Aufgrund der in der Mitte des 19. Jahrhunderts schnell wachsenden Borsigwerke im Gebiet Moabit und der Entstehung der Wohnviertel für die zahlreichen Arbeiterfamilien war eine kurze Verbindung über die Unterspree hinweg notwendig geworden. Der Architekt Bruno Möhring und der Bauingenieur Friedrich Krause, die bereits erfolgreich beim Bau der Swinemünder Brücke zusammengearbeitet hatten, lieferten zu Beginn des 20. Jahrhunderts Baupläne für eine Fußgängerbrücke. Der Ernst Wasmuth Verlag veröffentlichte in seinen Architekturschriften die Entwürfe.[2] Die Pläne sahen eine Eisenfachwerk-Balkenbrücke als Hängekonstruktion mit monumentalen steinernen Portalen über den Pylonen vor. Mitte September 1905 war die Brücke fertig und wurde zur Benutzung freigegeben.[1] Vor der Eröffnung der Flussquerung hieß sie nur die Fußgängersteg, und die Stadt Berlin musste noch einige Straßenführungen verändern, weil das Bauwerk mit seinen Stufen auf beiden Seiten nicht für den Fahrzeugverkehr vorgesehen war.[3]
Beschreibung
Gusseiserne Laternen und Kandelaber im Jugendstil bildeten neben Portalen den Brückenschmuck dieser Fußgänger gebauten Spreequerung zwischen dem Schleswiger Ufer und der Flensburger Straße (heute: Bundesratufer). Bei der Eröffnung der Brücke erhielt sie den Namen Borsigbrücke zu Ehren des Fabrikanten August Borsig, der einen großen Beitrag zum Wachstum dieses Teils von Berlin geleistet hatte.[4]
Zerstörung
Bereits im Jahr 1915 entstanden Zerstörungen an dieser Brücke, wie eine Literaturstelle erkennen lässt.[5] Es kann jedoch angenommen werden, dass eine Reparatur erfolgte, denn in dem Standardbuch Berlin und seine Brücken wird die Zerstörung am Ende des Zweiten Weltkriegs beschrieben. Der Nerobefehl der deutschen Wehrmacht hatte auch hier zur Sprengung dieses historischen Bauwerks geführt.[6] In einer weiteren Quelle berichtet eine Zeitzeugin von dem zerstörten Borsigsteg im Jahr 1947.[7] Das Wasserhindernis wurde dann beseitigt, auf beiden Uferseiten sind jedoch Widerlagerreste der Brücke erhalten geblieben. Pläne für einen Wiederaufbau sind nicht bekannt.
In der Umgebung
An der Dortmunder Ecke Bochumer Straße am Bundesratufer befindet sich eine kleine Kiezgaststätte, die Zum alten Borsigsteg heißt und damit an das längst zerstörte Brückenbauwerk erinnert. Das Restaurant ist seit Anfang der 2000er Jahre allerdings geschlossen. Das Haus wurde danach saniert, der Schriftzug blieb erhalten.[8]

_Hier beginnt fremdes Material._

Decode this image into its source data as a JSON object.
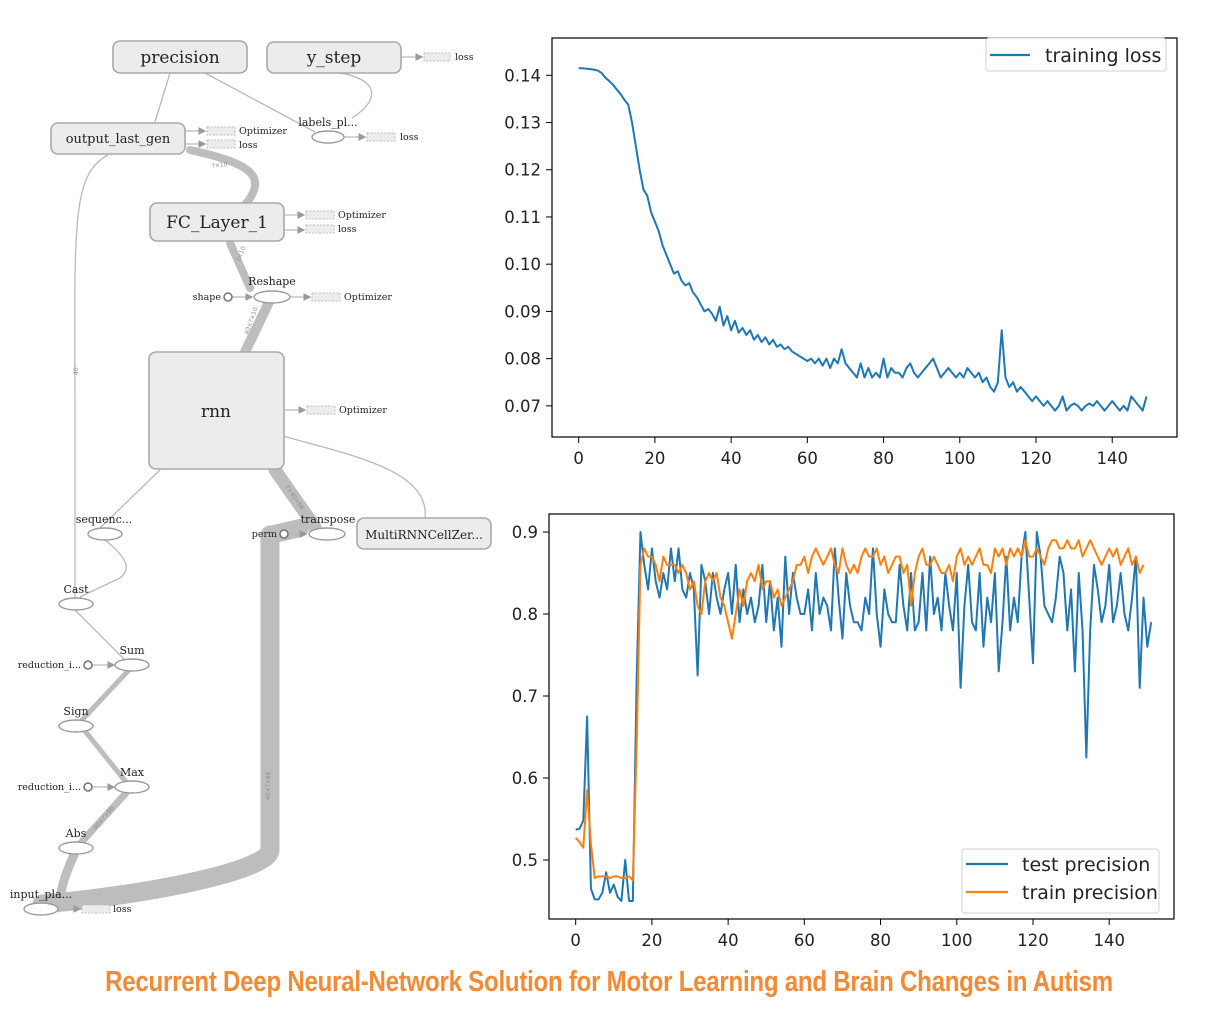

Die moderne Bebauung des Spreebogens am nordwestlichen Spreeufer dominiert inzwischen das Aussehen um den ehemaligen Standort des Borsigstegs. Zwei Gebäude am Bundesratufer (Nummer 2, Haus Lessing und Nummer 10, ein Mietshaus) aus der Erstbebauungszeit sind saniert und stehen unter Denkmalschutz.[9][10] Am Schleswiger Ufer ist das frühere Realschulgebäude erhalten, das heute vom Gymnasium Tiergarten genutzt wird (Bild).
Literatur
Landesdenkmalamt Berlin (Hrsg.), Jürgen Tomisch, Matthias Donath, Angelika Kaltenbach, Klaus von Krosigk, Heino Neumayer, Gabriele Schulz: Denkmaltopographie Bundesrepublik Deutschland. Denkmale in Berlin – Bezirk Mitte – Ortsteile Moabit, Hansaviertel und Tiergarten. Michael Imhof Verlag, Petersberg 2005, ISBN 3-86568-035-6.
Eckhard Thiemann, Dieter Deszyk, Horstpeter Metzing: Berlin und seine Brücken. Jaron Verlag, Berlin 2003, ISBN 3-89773-073-1, S. 180.
Klaus-Dieter Wille: Spaziergänge in Tiergarten. Haude & Spenersche Verlagsbuchhandlung, Berlin 1982.
Borsigsteg. In: Wasmuths Monatshefte. 1920, Berlin, S. 294.